True to its name, Fanpop is a website created by and for fans of all kinds of entertainment. (A fan is an ordinary person who loves a certain type of entertainment.) The articles on the Fanpop website are selected by the website’s editors, but are written by the members of the various online fan clubs within the site.

The vocabulary level of most of the Fanpop articles is similar to that of the TOEFL, but with less technical or scientific language. The tone of the writing is also less formal and more conversational.

The Fanpop site itself is a little hard to navigate. To get to the articles, you need to look at the link bar near the top of the Fanpop homepage. In that link bar, you can click to get to the pages for TV, movies, celebrities, books, and anime (Japanese animation). Once you’re at one of those pages, you can click the image for your favorite thing in that category (a TV show, movie actor, singer, cartoon, etc…) and get to a specific fan club page. When you get to a fan page, you can finally click “articles” in a new menu bar that appears at the top of the page.

As an example, here’s the page for Supernatural, one of my favorite TV shows. And here’s the Supernatural articles sub-page. (If this is too tricky, you can also use the site’s search function on the upper right hand corner of the search page, or do a custom Google search of the site.)

 

Entertainment sections of news websites

News sites such as Time and CNN are already pretty good for TOEFL reading practice. These kinds of sites also have sub-sections just for entertainment news. CNN’s entertainment page is here, and Time’s online entertainment section is here.

On news sites like these, the celebrity and entertainment industry gossip articles are surprisingly similar to TOEFL-style reading, in terms of vocabulary and general reading level. There can even be some technical and academic language. You’ll see this when the articles focus on celebrity medical issues or the process of producing music and film. There are still some articles that are more playful, conversational and informal. And music/TV reviews tend to actually have a higher level of vocabulary than typical TOEFL reading practice. Reviewers are often literature and film scholars with advanced degrees, and their writing can get quite wordy.

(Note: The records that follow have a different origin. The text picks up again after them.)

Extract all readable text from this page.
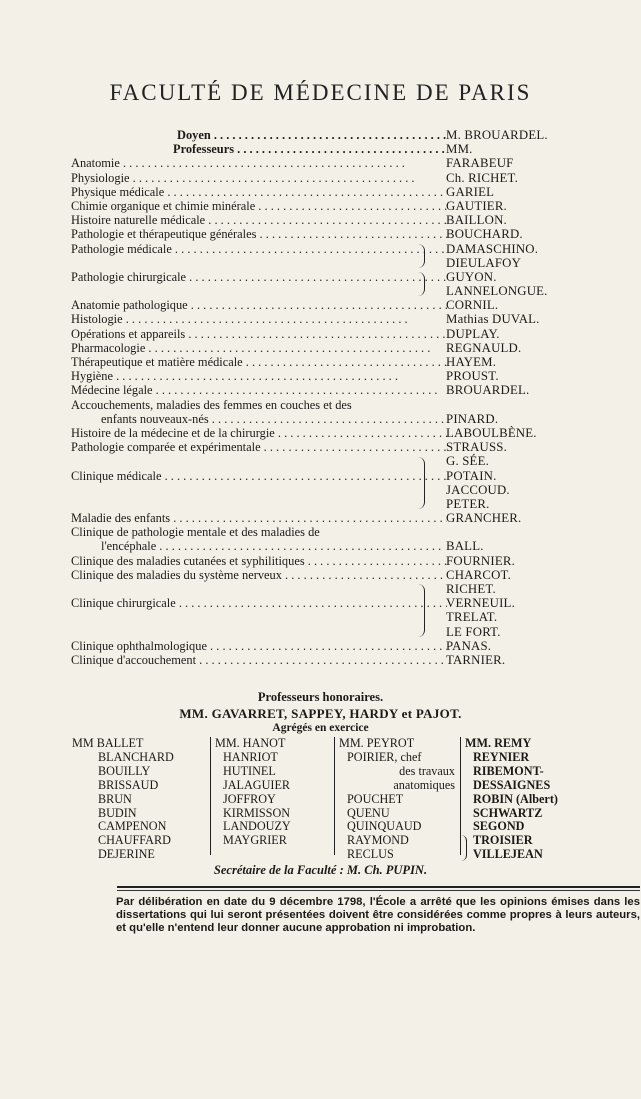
FACULTÉ DE MÉDECINE DE PARIS
Doyen . . .	M. BROUARDEL.
Professeurs . . .	MM.
Anatomie . . .	FARABEUF
Physiologie . . .	Ch. RICHET.
Physique médicale . . .	GARIEL
Chimie organique et chimie minérale . . .	GAUTIER.
Histoire naturelle médicale . . .	BAILLON.
Pathologie et thérapeutique générales . . .	BOUCHARD.
Pathologie médicale . . .	DAMASCHINO.
DIEULAFOY
Pathologie chirurgicale . . .	GUYON.
LANNELONGUE.
Anatomie pathologique . . .	CORNIL.
Histologie . . .	Mathias DUVAL.
Opérations et appareils . . .	DUPLAY.
Pharmacologie . . .	REGNAULD.
Thérapeutique et matière médicale . . .	HAYEM.
Hygiène . . .	PROUST.
Médecine légale . . .	BROUARDEL.
Accouchements, maladies des femmes en couches et des
enfants nouveaux-nés . . .	PINARD.
Histoire de la médecine et de la chirurgie . . .	LABOULBÈNE.
Pathologie comparée et expérimentale . . .	STRAUSS.
G. SÉE.
Clinique médicale . . .	POTAIN.
JACCOUD.
PETER.
Maladie des enfants . . .	GRANCHER.
Clinique de pathologie mentale et des maladies de
l'encéphale . . .	BALL.
Clinique des maladies cutanées et syphilitiques . . .	FOURNIER.
Clinique des maladies du système nerveux . . .	CHARCOT.
RICHET.
Clinique chirurgicale . . .	VERNEUIL.
TRELAT.
LE FORT.
Clinique ophthalmologique . . .	PANAS.
Clinique d'accouchement . . .	TARNIER.
Professeurs honoraires.
MM. GAVARRET, SAPPEY, HARDY et PAJOT.
Agrégés en exercice
MM BALLET
BLANCHARD
BOUILLY
BRISSAUD
BRUN
BUDIN
CAMPENON
CHAUFFARD
DEJERINE
MM. HANOT
HANRIOT
HUTINEL
JALAGUIER
JOFFROY
KIRMISSON
LANDOUZY
MAYGRIER
MM. PEYROT
POIRIER, chef
des travaux
anatomiques
POUCHET
QUENU
QUINQUAUD
RAYMOND
RECLUS
MM. REMY
REYNIER
RIBEMONT-
DESSAIGNES
ROBIN (Albert)
SCHWARTZ
SEGOND
TROISIER
VILLEJEAN
Secrétaire de la Faculté : M. Ch. PUPIN.
Par délibération en date du 9 décembre 1798, l'École a arrêté que les opinions émises dans les dissertations qui lui seront présentées doivent être considérées comme propres à leurs auteurs, et qu'elle n'entend leur donner aucune approbation ni improbation.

CNN and Time aren’t the only news websites out there, and pretty much every major news website has an entertainment section. So be on the lookout for this kind of reading practice as you surf the web.

 

Entertainment Weekly

Entertainment Weekly covers the same subject matter as Fanpop— entertainment of every kind. But unlike Fanpop, EW is written by paid professional journalists. Of the sites I’ve told you about, I personally find EW to be the most fun. The site is very well organized and the writers are talented and enthusiastic.

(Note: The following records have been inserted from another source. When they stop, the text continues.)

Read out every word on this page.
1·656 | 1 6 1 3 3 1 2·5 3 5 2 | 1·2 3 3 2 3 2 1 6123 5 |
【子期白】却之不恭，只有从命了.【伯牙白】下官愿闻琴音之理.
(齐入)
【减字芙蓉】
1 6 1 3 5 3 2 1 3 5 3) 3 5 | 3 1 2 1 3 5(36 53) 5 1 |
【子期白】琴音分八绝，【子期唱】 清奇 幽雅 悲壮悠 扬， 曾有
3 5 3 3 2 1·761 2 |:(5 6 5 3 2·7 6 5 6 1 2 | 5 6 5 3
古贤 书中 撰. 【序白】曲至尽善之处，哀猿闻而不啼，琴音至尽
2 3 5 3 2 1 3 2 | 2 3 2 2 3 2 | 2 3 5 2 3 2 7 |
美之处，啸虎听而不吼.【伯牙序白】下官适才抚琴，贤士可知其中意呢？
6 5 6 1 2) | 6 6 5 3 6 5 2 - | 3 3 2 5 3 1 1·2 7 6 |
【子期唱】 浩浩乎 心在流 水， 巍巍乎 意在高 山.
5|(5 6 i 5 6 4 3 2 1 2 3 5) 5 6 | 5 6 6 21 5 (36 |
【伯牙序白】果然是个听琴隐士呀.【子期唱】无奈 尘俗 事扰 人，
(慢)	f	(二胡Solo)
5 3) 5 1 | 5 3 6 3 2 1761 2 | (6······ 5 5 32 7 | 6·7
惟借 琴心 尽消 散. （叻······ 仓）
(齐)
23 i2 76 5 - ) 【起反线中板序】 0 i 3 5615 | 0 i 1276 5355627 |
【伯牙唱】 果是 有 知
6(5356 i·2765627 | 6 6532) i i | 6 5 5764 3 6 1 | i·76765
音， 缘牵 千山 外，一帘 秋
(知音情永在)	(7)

Be warned, though—Entertainment Weekly is the least TOEFL-like site mentioned here. The reading level is more complicated than the TOEFL, with high-level vocabulary and long, winding sentences. And at the same time, it’s less formal. Entertainment Weekly writers use a lot of slang and culturally specific words and phrases, stuff you won’t hear much outside of North America.

You can treat Entertainment Weekly as a way to really stretch your English ability. If you can understand everything on this website easily and comfortably, you’re probably TOEFL ready. And you may even be ready to start studying for the GRE.